Orhan Pamuk arkadaşım. Ona verilen tepkileri çok doğru bulmuyorum. UNESCO'de katıldığım toplantılarda yaptığım konuşmalarda bu olaylara Orhan Pamuk gibi bakmadım. Türklerin ölüm makinesi gibi olduğunu düşünmüyorum. 1. Dünya Savaşı korkunç bir savaştı, çok sayıda Müslüman, Türk hayatını kaybetti. Katledilen insanlar dolu. Genel facianın içinde bakıyorum Ermeni olayına. Sanatçılar acı çeken insanlara karşı merhametlidir, öyle olmaları gerekir yoksa sanatçı olamazlar. Sanatçı ülkesindeki olaylarla yüzleşir. Orhan başka türlü söylese bütün trajedi içinde alsa daha iyi olurdu. Belki de o röportaj içinde farklı da anlaşılmış olabilir. Bunları söyledi diye değerli bir romancısını böylesine yargılamamalı Türkiye. Türkiye'nin bütün aydınlarına uygulanan bir şey var. Bunla ben de karşılaşıyorum. Vatanseverlik meselesi. Yurdu sevmek, milliyetçilik konusu... Benim ailemde Osmanlı subayları var, bu topraklar için şehit olmuş ailem. Yüzyıllardır bu topraklarda hizmet vermiş bir ailem var. Birilerinin çıkıp " ben senden daha vatanseverim " demesi, anlaşılmaz geliyor bana. Bunları bırakmamız lazım.

Besteci olmasam şarkı söyleyemem
* Yeni şarkılarınızı 18 Mayıs'ta Maria Faranduri ile vereceğiniz konserde söyleyeceksiniz. Maria Faranduri ile eski dostsunuz. Nasıl tanışmıştınız?
Ben Stockholm'deyken, 1975 yılında bana Berlin'de Maria'nın benim şarkılarımı okuduğu haberi geldi. Çok şaşırdım. Sürgünde kaybolmuşsunuz. Şarkılarınız söyleniyor. Atina'da bir arkadaşım dinletmiş bestelerimi Maria'ya, o da çok sevmiş. Sonra Maria'yla yazışmaya başladık, Nazım Hikmet'in şiirlerinden besteler istedi. Ben de yaptım. Sonra Almanya'da tanıştım. NewYork'tan Kıbrıs'a kadar yüzlerce konsere katıldık. 1983'te ortak albüm çıkardık, Yunanistan'da yılın plağı ödülünü aldı.
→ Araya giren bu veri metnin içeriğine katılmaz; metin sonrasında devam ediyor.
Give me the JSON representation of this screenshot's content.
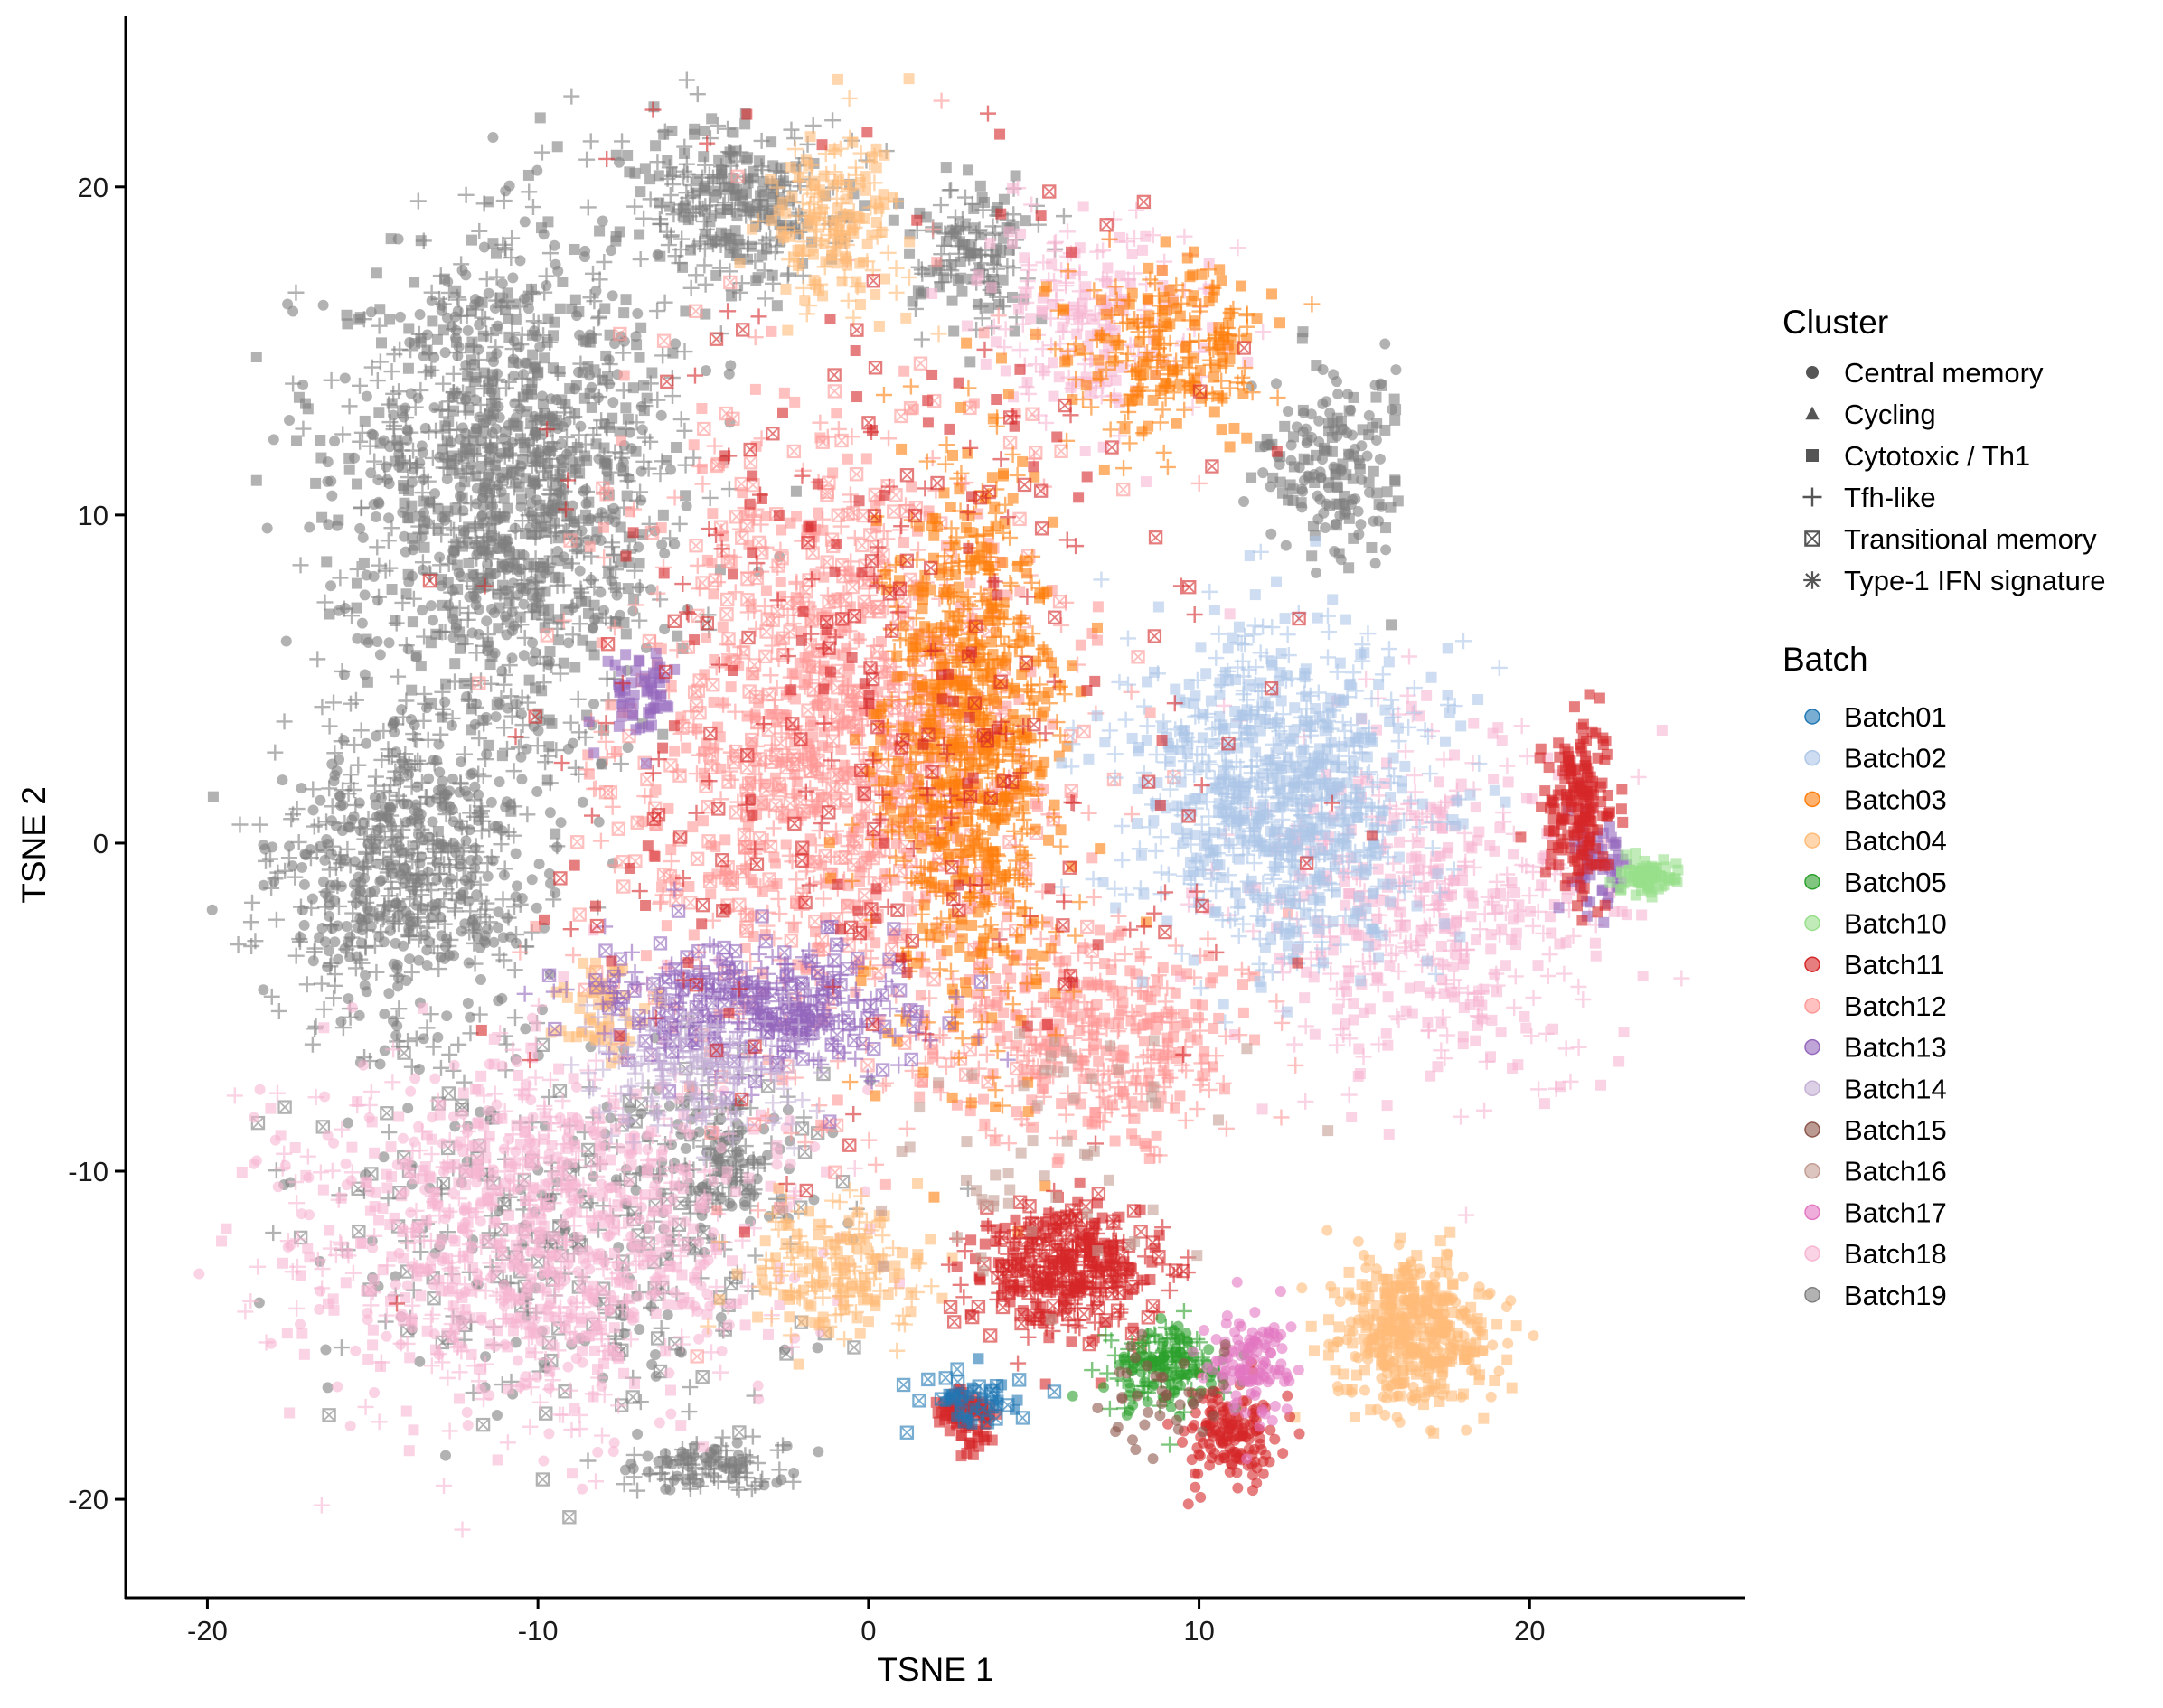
{
  "chart_data": {
    "type": "scatter",
    "title": "",
    "xlabel": "TSNE 1",
    "ylabel": "TSNE 2",
    "xlim": [
      -22.5,
      26.5
    ],
    "ylim": [
      -23,
      25.2
    ],
    "x_ticks": [
      -20,
      -10,
      0,
      10,
      20
    ],
    "y_ticks": [
      -20,
      -10,
      0,
      10,
      20
    ],
    "x_tick_labels": [
      "-20",
      "-10",
      "0",
      "10",
      "20"
    ],
    "y_tick_labels": [
      "-20",
      "-10",
      "0",
      "10",
      "20"
    ],
    "grid": false,
    "legend_position": "right",
    "legends": {
      "shape": {
        "title": "Cluster",
        "items": [
          {
            "label": "Central memory",
            "shape": "circle"
          },
          {
            "label": "Cycling",
            "shape": "triangle"
          },
          {
            "label": "Cytotoxic / Th1",
            "shape": "square"
          },
          {
            "label": "Tfh-like",
            "shape": "plus"
          },
          {
            "label": "Transitional memory",
            "shape": "boxed-x"
          },
          {
            "label": "Type-1 IFN signature",
            "shape": "asterisk"
          }
        ]
      },
      "color": {
        "title": "Batch",
        "items": [
          {
            "label": "Batch01",
            "color": "#1f77b4"
          },
          {
            "label": "Batch02",
            "color": "#aec7e8"
          },
          {
            "label": "Batch03",
            "color": "#ff7f0e"
          },
          {
            "label": "Batch04",
            "color": "#ffbb78"
          },
          {
            "label": "Batch05",
            "color": "#2ca02c"
          },
          {
            "label": "Batch10",
            "color": "#98df8a"
          },
          {
            "label": "Batch11",
            "color": "#d62728"
          },
          {
            "label": "Batch12",
            "color": "#ff9896"
          },
          {
            "label": "Batch13",
            "color": "#9467bd"
          },
          {
            "label": "Batch14",
            "color": "#c5b0d5"
          },
          {
            "label": "Batch15",
            "color": "#8c564b"
          },
          {
            "label": "Batch16",
            "color": "#c49c94"
          },
          {
            "label": "Batch17",
            "color": "#e377c2"
          },
          {
            "label": "Batch18",
            "color": "#f7b6d2"
          },
          {
            "label": "Batch19",
            "color": "#7f7f7f"
          }
        ]
      }
    },
    "point_alpha": 0.6,
    "regions": [
      {
        "batch": "Batch19",
        "center": [
          -11,
          11
        ],
        "spread": [
          4.5,
          7.5
        ],
        "count": 1400,
        "shapes": [
          "plus",
          "circle",
          "square"
        ]
      },
      {
        "batch": "Batch19",
        "center": [
          -14,
          -1
        ],
        "spread": [
          3.5,
          4.5
        ],
        "count": 700,
        "shapes": [
          "plus",
          "circle"
        ]
      },
      {
        "batch": "Batch19",
        "center": [
          -4,
          19.5
        ],
        "spread": [
          3,
          2.5
        ],
        "count": 300,
        "shapes": [
          "plus",
          "square"
        ]
      },
      {
        "batch": "Batch19",
        "center": [
          3,
          18
        ],
        "spread": [
          2,
          2
        ],
        "count": 150,
        "shapes": [
          "square",
          "plus"
        ]
      },
      {
        "batch": "Batch19",
        "center": [
          14,
          11.5
        ],
        "spread": [
          1.8,
          2.5
        ],
        "count": 180,
        "shapes": [
          "square",
          "circle"
        ]
      },
      {
        "batch": "Batch19",
        "center": [
          -4.5,
          -9.5
        ],
        "spread": [
          1.8,
          2
        ],
        "count": 150,
        "shapes": [
          "plus",
          "circle"
        ]
      },
      {
        "batch": "Batch19",
        "center": [
          -5,
          -19
        ],
        "spread": [
          2,
          0.8
        ],
        "count": 120,
        "shapes": [
          "circle",
          "plus"
        ]
      },
      {
        "batch": "Batch19",
        "center": [
          -9,
          -12
        ],
        "spread": [
          7,
          5
        ],
        "count": 400,
        "shapes": [
          "circle",
          "boxed-x",
          "plus"
        ]
      },
      {
        "batch": "Batch18",
        "center": [
          -10,
          -12
        ],
        "spread": [
          7,
          5
        ],
        "count": 1100,
        "shapes": [
          "plus",
          "square",
          "circle"
        ]
      },
      {
        "batch": "Batch18",
        "center": [
          17,
          -2
        ],
        "spread": [
          5,
          5
        ],
        "count": 500,
        "shapes": [
          "square",
          "plus"
        ]
      },
      {
        "batch": "Batch18",
        "center": [
          7,
          16
        ],
        "spread": [
          3,
          3
        ],
        "count": 220,
        "shapes": [
          "square",
          "plus"
        ]
      },
      {
        "batch": "Batch12",
        "center": [
          -1,
          3
        ],
        "spread": [
          6,
          9
        ],
        "count": 1300,
        "shapes": [
          "plus",
          "square",
          "boxed-x"
        ]
      },
      {
        "batch": "Batch12",
        "center": [
          7,
          -6
        ],
        "spread": [
          4,
          3
        ],
        "count": 400,
        "shapes": [
          "square",
          "plus"
        ]
      },
      {
        "batch": "Batch03",
        "center": [
          3,
          3
        ],
        "spread": [
          2.5,
          8
        ],
        "count": 900,
        "shapes": [
          "plus",
          "square"
        ]
      },
      {
        "batch": "Batch03",
        "center": [
          9,
          15
        ],
        "spread": [
          3,
          2.5
        ],
        "count": 250,
        "shapes": [
          "square",
          "plus"
        ]
      },
      {
        "batch": "Batch02",
        "center": [
          12.5,
          1.5
        ],
        "spread": [
          4,
          4.5
        ],
        "count": 900,
        "shapes": [
          "plus",
          "square"
        ]
      },
      {
        "batch": "Batch04",
        "center": [
          16.5,
          -15
        ],
        "spread": [
          2.2,
          2.2
        ],
        "count": 450,
        "shapes": [
          "circle",
          "square"
        ]
      },
      {
        "batch": "Batch04",
        "center": [
          -1,
          -13
        ],
        "spread": [
          2.5,
          2
        ],
        "count": 200,
        "shapes": [
          "square",
          "plus"
        ]
      },
      {
        "batch": "Batch04",
        "center": [
          -1,
          19
        ],
        "spread": [
          1.8,
          2.5
        ],
        "count": 200,
        "shapes": [
          "square",
          "plus"
        ]
      },
      {
        "batch": "Batch04",
        "center": [
          -8,
          -5
        ],
        "spread": [
          1.2,
          1.2
        ],
        "count": 60,
        "shapes": [
          "square"
        ]
      },
      {
        "batch": "Batch13",
        "center": [
          -3,
          -5
        ],
        "spread": [
          4.5,
          2
        ],
        "count": 400,
        "shapes": [
          "plus",
          "boxed-x"
        ]
      },
      {
        "batch": "Batch13",
        "center": [
          -7,
          4.5
        ],
        "spread": [
          1,
          1.2
        ],
        "count": 60,
        "shapes": [
          "square"
        ]
      },
      {
        "batch": "Batch13",
        "center": [
          22,
          -0.5
        ],
        "spread": [
          0.8,
          1.2
        ],
        "count": 60,
        "shapes": [
          "square"
        ]
      },
      {
        "batch": "Batch14",
        "center": [
          -5,
          -7
        ],
        "spread": [
          3,
          2
        ],
        "count": 200,
        "shapes": [
          "plus"
        ]
      },
      {
        "batch": "Batch11",
        "center": [
          6,
          -13
        ],
        "spread": [
          2.5,
          2
        ],
        "count": 400,
        "shapes": [
          "square",
          "plus",
          "boxed-x"
        ]
      },
      {
        "batch": "Batch11",
        "center": [
          21.5,
          1
        ],
        "spread": [
          1,
          2.5
        ],
        "count": 180,
        "shapes": [
          "square"
        ]
      },
      {
        "batch": "Batch11",
        "center": [
          11,
          -18
        ],
        "spread": [
          1.5,
          1.5
        ],
        "count": 150,
        "shapes": [
          "circle"
        ]
      },
      {
        "batch": "Batch11",
        "center": [
          3,
          -17.5
        ],
        "spread": [
          0.8,
          0.8
        ],
        "count": 80,
        "shapes": [
          "square"
        ]
      },
      {
        "batch": "Batch11",
        "center": [
          0,
          5
        ],
        "spread": [
          10,
          12
        ],
        "count": 350,
        "shapes": [
          "plus",
          "boxed-x",
          "square"
        ]
      },
      {
        "batch": "Batch10",
        "center": [
          23.5,
          -1
        ],
        "spread": [
          0.8,
          0.5
        ],
        "count": 80,
        "shapes": [
          "square"
        ]
      },
      {
        "batch": "Batch05",
        "center": [
          9,
          -16
        ],
        "spread": [
          1.5,
          1.2
        ],
        "count": 180,
        "shapes": [
          "circle",
          "plus"
        ]
      },
      {
        "batch": "Batch17",
        "center": [
          11.5,
          -16
        ],
        "spread": [
          1.2,
          1.5
        ],
        "count": 120,
        "shapes": [
          "circle"
        ]
      },
      {
        "batch": "Batch01",
        "center": [
          3,
          -17
        ],
        "spread": [
          1.5,
          1
        ],
        "count": 50,
        "shapes": [
          "square",
          "boxed-x"
        ]
      },
      {
        "batch": "Batch15",
        "center": [
          9,
          -17
        ],
        "spread": [
          2,
          1.5
        ],
        "count": 40,
        "shapes": [
          "circle"
        ]
      },
      {
        "batch": "Batch16",
        "center": [
          5,
          -10
        ],
        "spread": [
          5,
          4
        ],
        "count": 60,
        "shapes": [
          "square"
        ]
      }
    ]
  }
}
* Başka bestecilerin şarkılarını söylemiyorsunuz...
Ben şarkıcı değilim. Kendi bestelerim olmasa şarkı söylemem. Kendi bestelerimin Maria tarafından seslendirilmesi beni çok mutlu ediyor. Zeki Müren'den Müslüm Gürses'e kadar seslendirmeyen kalmadı bestelerimi. Müslüm Gürses "Çırak Aranıyor"u söyledi. İbrahim Tatlıses, Kibariye... Çok farklı isimler söylüyor şarkılarımı. Geçenlerde Sibel Çan'ın bir röportajını okudum. "Çıkan albümümde Yiğidim Aslanım'ı okumak istedim, ama Zülfü Bey izin vermedi" diyor, benden kimse izin istemedi. İstese seve seve veririrdim.

* Kaç beste yaptınız şimdiye kadar?
300'ün üzerinde bestem var.

* Film müzikleri de var... Sürü, Yılanı Öldürseler...
35 kadar film müziği var. Oyun müzikleri, bir senfonik şiir de var.